Alternatives explored¶
- Use the existing testdata YUVs directly (
dis_576x324_48f.yuvetc.). Rejected: no DMOS labels, so themoscolumn would have to be invented. Same downside as the synthetic placeholder, plus the added cost of running libvmaf in CI to dump features. No win. - Generate features from libvmaf at workflow runtime, against the existing testdata YUVs, with synthetic MOS =
1 - PSNR_loss. Rejected: needs a libvmaf build step in the bisect workflow, multiplying CI time, with no quality signal added because the MOS is still synthetic. - Bundle the NFLX-public clips in tree under git-lfs. Deferred: blows up clone size; LFS quota considerations; deferred until the real-cache swap is the actual blocker.
- Skip the parquet, dump features inline in the workflow. Rejected: kills determinism (libvmaf updates would change the features, decoupling "model regression" from "feature drift").
Open questions¶
- Which DMOS-labelled subset is the right first real cache: NFLX-public alone (smaller, single-source), or a 3-way mix? Likely NFLX-public for the first pass to avoid the licensing matrix.

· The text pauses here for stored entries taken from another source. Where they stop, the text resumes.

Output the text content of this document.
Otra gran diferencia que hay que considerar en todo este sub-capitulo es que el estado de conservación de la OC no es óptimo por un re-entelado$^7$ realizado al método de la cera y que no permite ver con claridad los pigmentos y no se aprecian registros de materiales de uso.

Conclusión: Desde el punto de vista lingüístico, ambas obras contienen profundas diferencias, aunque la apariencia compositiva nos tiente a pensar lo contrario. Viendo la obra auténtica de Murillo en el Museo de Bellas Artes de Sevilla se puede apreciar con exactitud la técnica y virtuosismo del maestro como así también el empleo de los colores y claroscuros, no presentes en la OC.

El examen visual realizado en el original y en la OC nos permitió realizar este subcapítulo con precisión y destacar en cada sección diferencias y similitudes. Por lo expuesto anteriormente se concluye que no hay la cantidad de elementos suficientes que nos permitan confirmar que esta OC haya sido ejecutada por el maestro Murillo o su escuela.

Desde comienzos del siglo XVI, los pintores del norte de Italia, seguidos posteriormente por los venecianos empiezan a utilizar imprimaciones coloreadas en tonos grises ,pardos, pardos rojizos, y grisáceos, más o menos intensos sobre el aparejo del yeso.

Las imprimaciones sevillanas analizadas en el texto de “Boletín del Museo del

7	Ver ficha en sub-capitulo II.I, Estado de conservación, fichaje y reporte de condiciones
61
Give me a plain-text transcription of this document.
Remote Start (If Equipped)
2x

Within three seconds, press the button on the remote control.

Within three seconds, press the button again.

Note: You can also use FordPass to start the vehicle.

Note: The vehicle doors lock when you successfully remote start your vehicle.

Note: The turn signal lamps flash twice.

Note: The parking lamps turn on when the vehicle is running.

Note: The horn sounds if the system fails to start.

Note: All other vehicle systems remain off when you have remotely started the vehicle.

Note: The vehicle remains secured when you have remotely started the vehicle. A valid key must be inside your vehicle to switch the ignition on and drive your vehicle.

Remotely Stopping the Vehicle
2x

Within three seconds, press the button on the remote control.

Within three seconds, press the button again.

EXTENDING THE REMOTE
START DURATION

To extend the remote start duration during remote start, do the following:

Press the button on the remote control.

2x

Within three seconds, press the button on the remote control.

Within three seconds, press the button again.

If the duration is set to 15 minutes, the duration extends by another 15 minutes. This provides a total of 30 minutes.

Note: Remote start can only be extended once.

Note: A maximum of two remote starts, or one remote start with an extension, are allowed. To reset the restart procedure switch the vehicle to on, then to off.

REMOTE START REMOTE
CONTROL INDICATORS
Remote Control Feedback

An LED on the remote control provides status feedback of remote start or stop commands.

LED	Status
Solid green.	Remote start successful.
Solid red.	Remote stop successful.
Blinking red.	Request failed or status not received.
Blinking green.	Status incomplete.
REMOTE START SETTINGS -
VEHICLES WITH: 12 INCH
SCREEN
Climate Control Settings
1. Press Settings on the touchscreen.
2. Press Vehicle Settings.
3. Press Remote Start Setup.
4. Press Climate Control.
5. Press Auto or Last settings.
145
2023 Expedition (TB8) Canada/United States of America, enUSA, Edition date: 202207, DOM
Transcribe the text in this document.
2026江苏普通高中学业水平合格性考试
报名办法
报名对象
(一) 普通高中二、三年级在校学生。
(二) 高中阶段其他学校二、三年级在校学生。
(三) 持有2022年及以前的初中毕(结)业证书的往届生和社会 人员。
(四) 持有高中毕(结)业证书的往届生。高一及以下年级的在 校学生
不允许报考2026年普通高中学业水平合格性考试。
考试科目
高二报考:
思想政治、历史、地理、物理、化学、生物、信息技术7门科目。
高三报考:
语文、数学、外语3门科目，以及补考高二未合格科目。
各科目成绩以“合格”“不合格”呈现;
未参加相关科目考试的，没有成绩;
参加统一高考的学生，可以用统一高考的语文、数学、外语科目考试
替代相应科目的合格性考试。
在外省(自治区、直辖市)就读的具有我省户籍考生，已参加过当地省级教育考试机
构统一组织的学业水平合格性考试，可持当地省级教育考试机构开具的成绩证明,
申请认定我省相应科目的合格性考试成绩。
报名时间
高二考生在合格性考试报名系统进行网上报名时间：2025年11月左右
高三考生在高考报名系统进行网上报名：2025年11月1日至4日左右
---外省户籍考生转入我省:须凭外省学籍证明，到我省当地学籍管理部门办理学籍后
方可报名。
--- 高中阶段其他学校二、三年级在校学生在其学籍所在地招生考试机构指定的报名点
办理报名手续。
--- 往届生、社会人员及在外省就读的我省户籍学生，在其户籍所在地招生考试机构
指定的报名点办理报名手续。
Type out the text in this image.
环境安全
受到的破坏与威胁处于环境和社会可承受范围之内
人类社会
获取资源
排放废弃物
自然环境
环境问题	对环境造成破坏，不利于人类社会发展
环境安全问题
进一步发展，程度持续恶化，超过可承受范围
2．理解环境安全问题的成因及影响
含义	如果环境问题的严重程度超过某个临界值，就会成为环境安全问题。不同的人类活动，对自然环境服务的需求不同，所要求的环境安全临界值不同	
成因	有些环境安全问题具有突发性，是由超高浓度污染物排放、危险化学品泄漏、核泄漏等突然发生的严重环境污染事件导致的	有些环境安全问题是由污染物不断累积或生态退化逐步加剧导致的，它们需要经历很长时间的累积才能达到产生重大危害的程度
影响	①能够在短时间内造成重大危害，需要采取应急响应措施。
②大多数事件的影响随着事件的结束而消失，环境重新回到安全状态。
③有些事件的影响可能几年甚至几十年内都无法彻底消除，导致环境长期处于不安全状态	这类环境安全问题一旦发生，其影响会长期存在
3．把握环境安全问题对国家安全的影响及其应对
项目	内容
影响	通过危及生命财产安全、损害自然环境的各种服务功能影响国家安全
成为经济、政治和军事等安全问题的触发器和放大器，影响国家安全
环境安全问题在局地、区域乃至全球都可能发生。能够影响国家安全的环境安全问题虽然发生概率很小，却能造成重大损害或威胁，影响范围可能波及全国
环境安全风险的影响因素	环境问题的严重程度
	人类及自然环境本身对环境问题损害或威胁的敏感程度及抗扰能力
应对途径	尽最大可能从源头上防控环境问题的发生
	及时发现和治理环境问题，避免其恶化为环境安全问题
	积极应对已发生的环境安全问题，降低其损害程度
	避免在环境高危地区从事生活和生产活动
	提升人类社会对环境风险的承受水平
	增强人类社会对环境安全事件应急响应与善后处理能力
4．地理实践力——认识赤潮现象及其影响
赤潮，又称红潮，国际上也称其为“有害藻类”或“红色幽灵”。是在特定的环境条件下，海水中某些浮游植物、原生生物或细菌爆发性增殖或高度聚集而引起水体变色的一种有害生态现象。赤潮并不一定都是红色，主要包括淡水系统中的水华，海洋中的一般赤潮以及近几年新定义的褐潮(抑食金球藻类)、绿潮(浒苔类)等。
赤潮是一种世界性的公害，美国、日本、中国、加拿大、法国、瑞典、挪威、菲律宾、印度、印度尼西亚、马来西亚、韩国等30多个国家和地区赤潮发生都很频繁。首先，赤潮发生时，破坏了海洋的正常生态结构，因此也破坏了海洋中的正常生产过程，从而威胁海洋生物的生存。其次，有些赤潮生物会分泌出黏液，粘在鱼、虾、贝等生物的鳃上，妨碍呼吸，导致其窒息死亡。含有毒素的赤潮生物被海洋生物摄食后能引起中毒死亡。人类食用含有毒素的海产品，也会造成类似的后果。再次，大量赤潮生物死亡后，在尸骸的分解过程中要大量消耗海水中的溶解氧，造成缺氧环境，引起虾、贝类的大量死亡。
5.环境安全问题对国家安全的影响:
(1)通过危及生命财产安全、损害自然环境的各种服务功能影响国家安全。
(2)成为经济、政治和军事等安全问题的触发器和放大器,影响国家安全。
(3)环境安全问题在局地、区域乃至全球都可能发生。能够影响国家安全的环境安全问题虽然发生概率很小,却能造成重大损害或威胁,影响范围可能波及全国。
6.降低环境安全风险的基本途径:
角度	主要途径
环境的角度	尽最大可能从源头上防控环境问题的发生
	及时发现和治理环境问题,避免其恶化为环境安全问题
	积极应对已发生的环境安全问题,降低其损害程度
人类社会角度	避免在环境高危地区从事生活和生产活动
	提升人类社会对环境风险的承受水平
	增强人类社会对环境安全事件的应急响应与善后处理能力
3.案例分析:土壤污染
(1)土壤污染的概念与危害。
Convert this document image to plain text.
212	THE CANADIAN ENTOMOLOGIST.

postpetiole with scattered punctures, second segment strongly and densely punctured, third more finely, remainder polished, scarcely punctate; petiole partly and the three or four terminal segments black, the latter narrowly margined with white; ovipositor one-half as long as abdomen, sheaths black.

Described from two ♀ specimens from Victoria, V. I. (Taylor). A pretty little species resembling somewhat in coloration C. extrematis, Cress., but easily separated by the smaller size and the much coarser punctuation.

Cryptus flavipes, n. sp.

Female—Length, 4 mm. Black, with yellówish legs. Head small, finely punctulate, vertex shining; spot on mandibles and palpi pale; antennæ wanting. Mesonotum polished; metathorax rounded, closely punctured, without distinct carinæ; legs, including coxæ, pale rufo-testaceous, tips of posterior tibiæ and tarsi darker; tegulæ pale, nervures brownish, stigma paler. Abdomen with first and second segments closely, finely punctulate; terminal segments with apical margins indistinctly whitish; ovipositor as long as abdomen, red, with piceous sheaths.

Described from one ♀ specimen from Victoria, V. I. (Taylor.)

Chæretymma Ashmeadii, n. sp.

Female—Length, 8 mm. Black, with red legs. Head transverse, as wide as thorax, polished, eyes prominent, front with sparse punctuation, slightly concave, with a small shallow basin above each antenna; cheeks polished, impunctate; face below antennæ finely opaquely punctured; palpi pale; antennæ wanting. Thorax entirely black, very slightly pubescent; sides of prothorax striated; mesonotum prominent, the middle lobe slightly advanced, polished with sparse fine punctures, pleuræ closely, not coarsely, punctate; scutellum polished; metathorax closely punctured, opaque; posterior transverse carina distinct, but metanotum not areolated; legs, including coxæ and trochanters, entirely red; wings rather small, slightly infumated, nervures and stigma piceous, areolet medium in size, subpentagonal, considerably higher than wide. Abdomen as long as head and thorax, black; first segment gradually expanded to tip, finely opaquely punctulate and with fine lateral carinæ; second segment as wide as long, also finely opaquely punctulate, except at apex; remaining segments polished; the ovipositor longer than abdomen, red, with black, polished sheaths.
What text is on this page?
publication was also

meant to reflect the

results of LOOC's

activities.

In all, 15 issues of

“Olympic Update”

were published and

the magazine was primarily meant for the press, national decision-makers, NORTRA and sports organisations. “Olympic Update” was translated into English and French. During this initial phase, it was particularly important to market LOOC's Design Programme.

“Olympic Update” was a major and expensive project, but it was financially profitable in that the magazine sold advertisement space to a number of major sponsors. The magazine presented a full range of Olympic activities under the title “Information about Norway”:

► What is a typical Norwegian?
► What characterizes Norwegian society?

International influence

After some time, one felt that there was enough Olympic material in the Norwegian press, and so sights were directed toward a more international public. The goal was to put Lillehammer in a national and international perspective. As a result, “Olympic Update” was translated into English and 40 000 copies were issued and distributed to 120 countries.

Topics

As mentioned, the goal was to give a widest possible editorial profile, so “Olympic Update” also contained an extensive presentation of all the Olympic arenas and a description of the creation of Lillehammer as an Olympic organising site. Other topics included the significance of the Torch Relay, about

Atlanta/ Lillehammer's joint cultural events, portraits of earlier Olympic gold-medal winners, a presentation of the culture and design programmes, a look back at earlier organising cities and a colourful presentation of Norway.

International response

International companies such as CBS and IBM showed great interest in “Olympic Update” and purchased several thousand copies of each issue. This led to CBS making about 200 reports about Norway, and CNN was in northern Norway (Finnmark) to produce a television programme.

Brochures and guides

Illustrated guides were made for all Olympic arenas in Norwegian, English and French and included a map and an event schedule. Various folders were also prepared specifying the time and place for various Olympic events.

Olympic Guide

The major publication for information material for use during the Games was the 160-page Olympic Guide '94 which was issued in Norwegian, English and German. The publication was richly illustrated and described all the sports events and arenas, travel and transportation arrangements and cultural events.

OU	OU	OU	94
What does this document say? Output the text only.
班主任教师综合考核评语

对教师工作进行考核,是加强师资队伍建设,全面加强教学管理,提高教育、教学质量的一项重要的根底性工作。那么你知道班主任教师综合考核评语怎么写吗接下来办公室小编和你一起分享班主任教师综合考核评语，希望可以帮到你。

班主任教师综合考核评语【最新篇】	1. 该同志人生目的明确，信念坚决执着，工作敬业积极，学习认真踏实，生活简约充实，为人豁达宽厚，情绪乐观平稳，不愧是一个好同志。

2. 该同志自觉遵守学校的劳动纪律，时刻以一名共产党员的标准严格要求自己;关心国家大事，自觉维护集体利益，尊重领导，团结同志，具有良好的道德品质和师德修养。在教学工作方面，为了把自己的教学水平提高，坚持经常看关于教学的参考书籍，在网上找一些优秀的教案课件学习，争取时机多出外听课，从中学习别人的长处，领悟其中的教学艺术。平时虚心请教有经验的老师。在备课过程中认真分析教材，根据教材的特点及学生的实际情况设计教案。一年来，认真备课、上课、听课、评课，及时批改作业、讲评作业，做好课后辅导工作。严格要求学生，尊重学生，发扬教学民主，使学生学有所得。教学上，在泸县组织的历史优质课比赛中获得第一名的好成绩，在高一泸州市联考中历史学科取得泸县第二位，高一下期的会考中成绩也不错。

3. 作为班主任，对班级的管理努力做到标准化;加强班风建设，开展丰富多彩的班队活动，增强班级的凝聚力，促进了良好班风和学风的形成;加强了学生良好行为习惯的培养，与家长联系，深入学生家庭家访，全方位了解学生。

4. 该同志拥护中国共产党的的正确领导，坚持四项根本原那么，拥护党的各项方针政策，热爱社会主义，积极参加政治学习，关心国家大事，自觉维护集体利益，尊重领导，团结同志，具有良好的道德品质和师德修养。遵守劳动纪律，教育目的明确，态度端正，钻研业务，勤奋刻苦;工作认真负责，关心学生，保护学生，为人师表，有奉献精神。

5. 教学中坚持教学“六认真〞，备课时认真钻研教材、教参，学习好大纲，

- What canonical model-timeline ordering will the real swap use: registry-listed order, git-log on
model/*.onnx, or release-tag order? Punted — the synthetic timeline uses index 0..7 and the real swap will pick when there's a real timeline to order. - Once a real cache lands, should the synthetic timeline + cache stay as a CI smoke (catches wiring breakage) alongside the real one, or be retired? Lean toward keeping both: the synthetic one is cheap and isolates "wiring broke" from "model regressed".